Posted by
Michael Kleen on Wednesday, July 30, 2008 2:20:17 PM
National borders define the territorial limits of sovereign nations, and those nations have the right to secure and control their borders. Every nation, state, tribe, and kingdom since the dawn of time has demarcated territory and boundaries and reserved the right to defend them from other tribes or nations.
Yet some in the United States feel that right no longer exists, and that protecting our territorial integrity is fundamentally unconscionable. These same people chastised both Yugoslavia and Macedonia for justly resisting secessionist claims by ethnic Albanians who sought to carve out their own autonomous zones and attach them to their Albanian motherland throughout the late 1990s.

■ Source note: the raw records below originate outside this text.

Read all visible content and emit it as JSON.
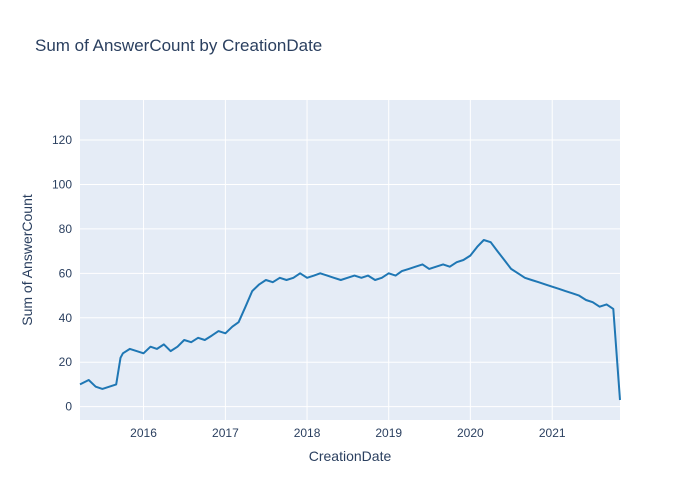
{
  "chart_data": {
    "type": "line",
    "title": "Sum of AnswerCount by CreationDate",
    "xlabel": "CreationDate",
    "ylabel": "Sum of AnswerCount",
    "xlim": [
      "2015-03-23",
      "2021-10-31"
    ],
    "ylim": [
      -6,
      138
    ],
    "x_ticks": [
      "2016",
      "2017",
      "2018",
      "2019",
      "2020",
      "2021"
    ],
    "y_ticks": [
      0,
      20,
      40,
      60,
      80,
      100,
      120
    ],
    "grid": true,
    "legend": "none",
    "colors": {
      "line": "#1f77b4",
      "plot_bg": "#e5ecf6",
      "grid": "#ffffff",
      "text": "#2a3f5f"
    },
    "series": [
      {
        "x": [
          "2015-03-23",
          "2015-05-01",
          "2015-06-01",
          "2015-07-01",
          "2015-08-01",
          "2015-09-01",
          "2015-09-20",
          "2015-10-01",
          "2015-11-01",
          "2015-12-01",
          "2016-01-01",
          "2016-02-01",
          "2016-03-01",
          "2016-04-01",
          "2016-05-01",
          "2016-06-01",
          "2016-07-01",
          "2016-08-01",
          "2016-09-01",
          "2016-10-01",
          "2016-11-01",
          "2016-12-01",
          "2017-01-01",
          "2017-02-01",
          "2017-03-01",
          "2017-04-01",
          "2017-05-01",
          "2017-06-01",
          "2017-07-01",
          "2017-08-01",
          "2017-09-01",
          "2017-10-01",
          "2017-11-01",
          "2017-12-01",
          "2018-01-01",
          "2018-02-01",
          "2018-03-01",
          "2018-04-01",
          "2018-05-01",
          "2018-06-01",
          "2018-07-01",
          "2018-08-01",
          "2018-09-01",
          "2018-10-01",
          "2018-11-01",
          "2018-12-01",
          "2019-01-01",
          "2019-02-01",
          "2019-03-01",
          "2019-04-01",
          "2019-05-01",
          "2019-06-01",
          "2019-07-01",
          "2019-08-01",
          "2019-09-01",
          "2019-10-01",
          "2019-11-01",
          "2019-12-01",
          "2020-01-01",
          "2020-02-01",
          "2020-03-01",
          "2020-04-01",
          "2020-05-01",
          "2020-06-01",
          "2020-07-01",
          "2020-08-01",
          "2020-09-01",
          "2020-10-01",
          "2020-11-01",
          "2020-12-01",
          "2021-01-01",
          "2021-02-01",
          "2021-03-01",
          "2021-04-01",
          "2021-05-01",
          "2021-06-01",
          "2021-07-01",
          "2021-08-01",
          "2021-09-01",
          "2021-10-01",
          "2021-10-31"
        ],
        "y": [
          10,
          12,
          9,
          8,
          9,
          10,
          22,
          24,
          26,
          25,
          24,
          27,
          26,
          28,
          25,
          27,
          30,
          29,
          31,
          30,
          32,
          34,
          33,
          36,
          38,
          45,
          52,
          55,
          57,
          56,
          58,
          57,
          58,
          60,
          58,
          59,
          60,
          59,
          58,
          57,
          58,
          59,
          58,
          59,
          57,
          58,
          60,
          59,
          61,
          62,
          63,
          64,
          62,
          63,
          64,
          63,
          65,
          66,
          68,
          72,
          75,
          74,
          70,
          66,
          62,
          60,
          58,
          57,
          56,
          55,
          54,
          53,
          52,
          51,
          50,
          48,
          47,
          45,
          46,
          44,
          3
        ]
      }
    ]
  }
}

Similar forms of irredentism and separatism have been two of the primary challenges to national sovereignty in the past few decades.
Although dozens of comparable examples can be found all around the world, the Balkan mess is a good forewarning for what is increasingly likely to happen in the southwestern United States, where millions of Mexican immigrants have colonized large areas they consider to be theirs by right, even though they lost those lands during the 1840s.

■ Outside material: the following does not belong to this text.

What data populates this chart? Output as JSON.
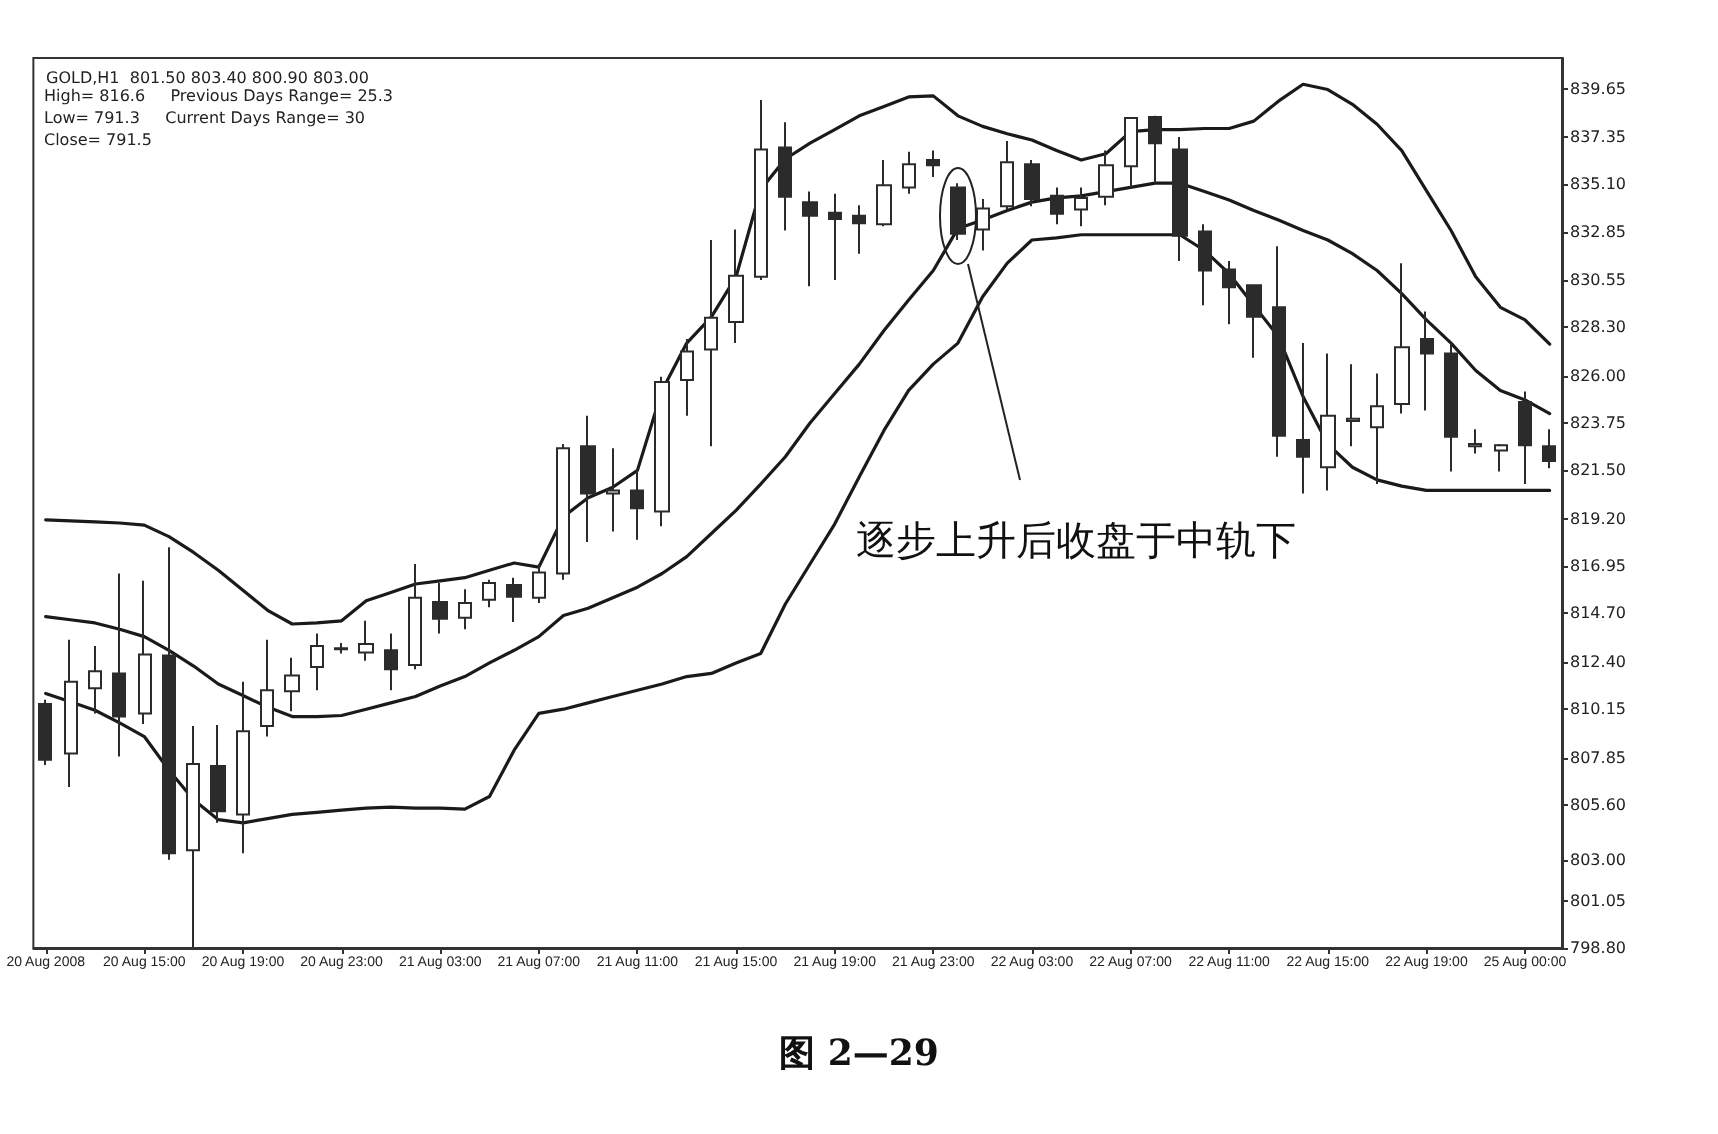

Many in the United States have turned a blind eye to this situation, even when the border town of El Cenizo, Texas declared Spanish its official language in 1999, or when the president of the League of United Latin American Citizens, Mario Obledo, claimed, “California is going to be a Mexican state… if people don’t like it, they should leave.”
And what reason should this new immigrant population, much larger than any in the past history of immigration to the US, located adjacent to their country of origin, and with historic grievances against the United States, have for assimilation or even consideration of United States sovereignty, when these actions and words go uncontested?

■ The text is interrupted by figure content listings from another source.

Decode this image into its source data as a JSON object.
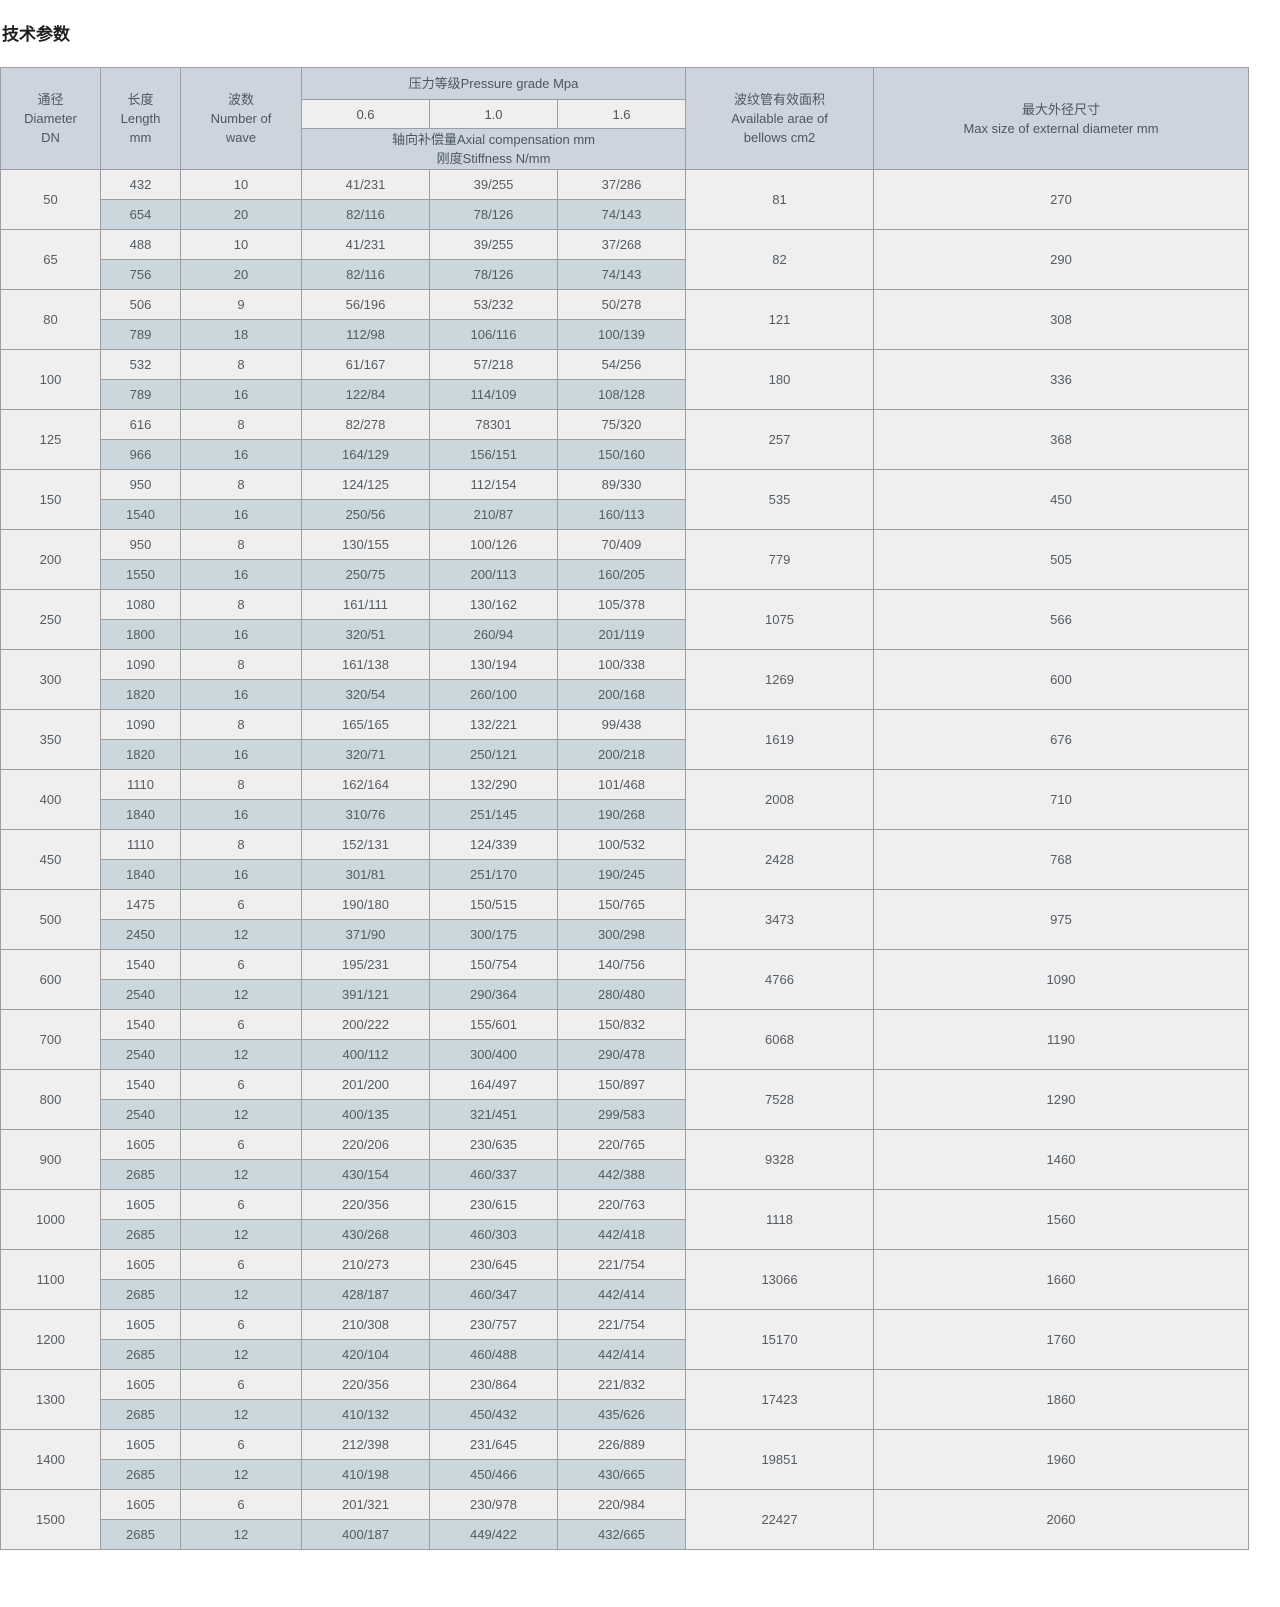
{
  "title": "技术参数",
  "table": {
    "headers": {
      "diameter": "通径\nDiameter\nDN",
      "length": "长度\nLength\nmm",
      "waves": "波数\nNumber of\nwave",
      "pressure_grade": "压力等级Pressure grade Mpa",
      "pressure_levels": [
        "0.6",
        "1.0",
        "1.6"
      ],
      "compensation": "轴向补偿量Axial compensation mm\n刚度Stiffness N/mm",
      "bellows_area": "波纹管有效面积\nAvailable arae of\nbellows cm2",
      "max_diameter": "最大外径尺寸\nMax size of external diameter mm"
    },
    "rows": [
      {
        "dn": "50",
        "area": "81",
        "max": "270",
        "sub": [
          [
            "432",
            "10",
            "41/231",
            "39/255",
            "37/286"
          ],
          [
            "654",
            "20",
            "82/116",
            "78/126",
            "74/143"
          ]
        ]
      },
      {
        "dn": "65",
        "area": "82",
        "max": "290",
        "sub": [
          [
            "488",
            "10",
            "41/231",
            "39/255",
            "37/268"
          ],
          [
            "756",
            "20",
            "82/116",
            "78/126",
            "74/143"
          ]
        ]
      },
      {
        "dn": "80",
        "area": "121",
        "max": "308",
        "sub": [
          [
            "506",
            "9",
            "56/196",
            "53/232",
            "50/278"
          ],
          [
            "789",
            "18",
            "112/98",
            "106/116",
            "100/139"
          ]
        ]
      },
      {
        "dn": "100",
        "area": "180",
        "max": "336",
        "sub": [
          [
            "532",
            "8",
            "61/167",
            "57/218",
            "54/256"
          ],
          [
            "789",
            "16",
            "122/84",
            "114/109",
            "108/128"
          ]
        ]
      },
      {
        "dn": "125",
        "area": "257",
        "max": "368",
        "sub": [
          [
            "616",
            "8",
            "82/278",
            "78301",
            "75/320"
          ],
          [
            "966",
            "16",
            "164/129",
            "156/151",
            "150/160"
          ]
        ]
      },
      {
        "dn": "150",
        "area": "535",
        "max": "450",
        "sub": [
          [
            "950",
            "8",
            "124/125",
            "112/154",
            "89/330"
          ],
          [
            "1540",
            "16",
            "250/56",
            "210/87",
            "160/113"
          ]
        ]
      },
      {
        "dn": "200",
        "area": "779",
        "max": "505",
        "sub": [
          [
            "950",
            "8",
            "130/155",
            "100/126",
            "70/409"
          ],
          [
            "1550",
            "16",
            "250/75",
            "200/113",
            "160/205"
          ]
        ]
      },
      {
        "dn": "250",
        "area": "1075",
        "max": "566",
        "sub": [
          [
            "1080",
            "8",
            "161/111",
            "130/162",
            "105/378"
          ],
          [
            "1800",
            "16",
            "320/51",
            "260/94",
            "201/119"
          ]
        ]
      },
      {
        "dn": "300",
        "area": "1269",
        "max": "600",
        "sub": [
          [
            "1090",
            "8",
            "161/138",
            "130/194",
            "100/338"
          ],
          [
            "1820",
            "16",
            "320/54",
            "260/100",
            "200/168"
          ]
        ]
      },
      {
        "dn": "350",
        "area": "1619",
        "max": "676",
        "sub": [
          [
            "1090",
            "8",
            "165/165",
            "132/221",
            "99/438"
          ],
          [
            "1820",
            "16",
            "320/71",
            "250/121",
            "200/218"
          ]
        ]
      },
      {
        "dn": "400",
        "area": "2008",
        "max": "710",
        "sub": [
          [
            "1110",
            "8",
            "162/164",
            "132/290",
            "101/468"
          ],
          [
            "1840",
            "16",
            "310/76",
            "251/145",
            "190/268"
          ]
        ]
      },
      {
        "dn": "450",
        "area": "2428",
        "max": "768",
        "sub": [
          [
            "1110",
            "8",
            "152/131",
            "124/339",
            "100/532"
          ],
          [
            "1840",
            "16",
            "301/81",
            "251/170",
            "190/245"
          ]
        ]
      },
      {
        "dn": "500",
        "area": "3473",
        "max": "975",
        "sub": [
          [
            "1475",
            "6",
            "190/180",
            "150/515",
            "150/765"
          ],
          [
            "2450",
            "12",
            "371/90",
            "300/175",
            "300/298"
          ]
        ]
      },
      {
        "dn": "600",
        "area": "4766",
        "max": "1090",
        "sub": [
          [
            "1540",
            "6",
            "195/231",
            "150/754",
            "140/756"
          ],
          [
            "2540",
            "12",
            "391/121",
            "290/364",
            "280/480"
          ]
        ]
      },
      {
        "dn": "700",
        "area": "6068",
        "max": "1190",
        "sub": [
          [
            "1540",
            "6",
            "200/222",
            "155/601",
            "150/832"
          ],
          [
            "2540",
            "12",
            "400/112",
            "300/400",
            "290/478"
          ]
        ]
      },
      {
        "dn": "800",
        "area": "7528",
        "max": "1290",
        "sub": [
          [
            "1540",
            "6",
            "201/200",
            "164/497",
            "150/897"
          ],
          [
            "2540",
            "12",
            "400/135",
            "321/451",
            "299/583"
          ]
        ]
      },
      {
        "dn": "900",
        "area": "9328",
        "max": "1460",
        "sub": [
          [
            "1605",
            "6",
            "220/206",
            "230/635",
            "220/765"
          ],
          [
            "2685",
            "12",
            "430/154",
            "460/337",
            "442/388"
          ]
        ]
      },
      {
        "dn": "1000",
        "area": "1118",
        "max": "1560",
        "sub": [
          [
            "1605",
            "6",
            "220/356",
            "230/615",
            "220/763"
          ],
          [
            "2685",
            "12",
            "430/268",
            "460/303",
            "442/418"
          ]
        ]
      },
      {
        "dn": "1100",
        "area": "13066",
        "max": "1660",
        "sub": [
          [
            "1605",
            "6",
            "210/273",
            "230/645",
            "221/754"
          ],
          [
            "2685",
            "12",
            "428/187",
            "460/347",
            "442/414"
          ]
        ]
      },
      {
        "dn": "1200",
        "area": "15170",
        "max": "1760",
        "sub": [
          [
            "1605",
            "6",
            "210/308",
            "230/757",
            "221/754"
          ],
          [
            "2685",
            "12",
            "420/104",
            "460/488",
            "442/414"
          ]
        ]
      },
      {
        "dn": "1300",
        "area": "17423",
        "max": "1860",
        "sub": [
          [
            "1605",
            "6",
            "220/356",
            "230/864",
            "221/832"
          ],
          [
            "2685",
            "12",
            "410/132",
            "450/432",
            "435/626"
          ]
        ]
      },
      {
        "dn": "1400",
        "area": "19851",
        "max": "1960",
        "sub": [
          [
            "1605",
            "6",
            "212/398",
            "231/645",
            "226/889"
          ],
          [
            "2685",
            "12",
            "410/198",
            "450/466",
            "430/665"
          ]
        ]
      },
      {
        "dn": "1500",
        "area": "22427",
        "max": "2060",
        "sub": [
          [
            "1605",
            "6",
            "201/321",
            "230/978",
            "220/984"
          ],
          [
            "2685",
            "12",
            "400/187",
            "449/422",
            "432/665"
          ]
        ]
      }
    ]
  }
}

In that context, a blanket amnesty for the millions of illegal Mexican immigrants in the US would only encourage this behavior in those, like Mr. Obledo, who would use it to further their divisive political agenda.
We are without question failing in our duty to protect our sovereignty, which includes the absolute right to say who can come across our border and for how long. Setting a firm and resolute immigration policy to prevent the disintegration of large areas of our territory is not ‘nativist’ and it is not racist. It is our right as a country to exert supreme political and lawful authority over the territory under our control.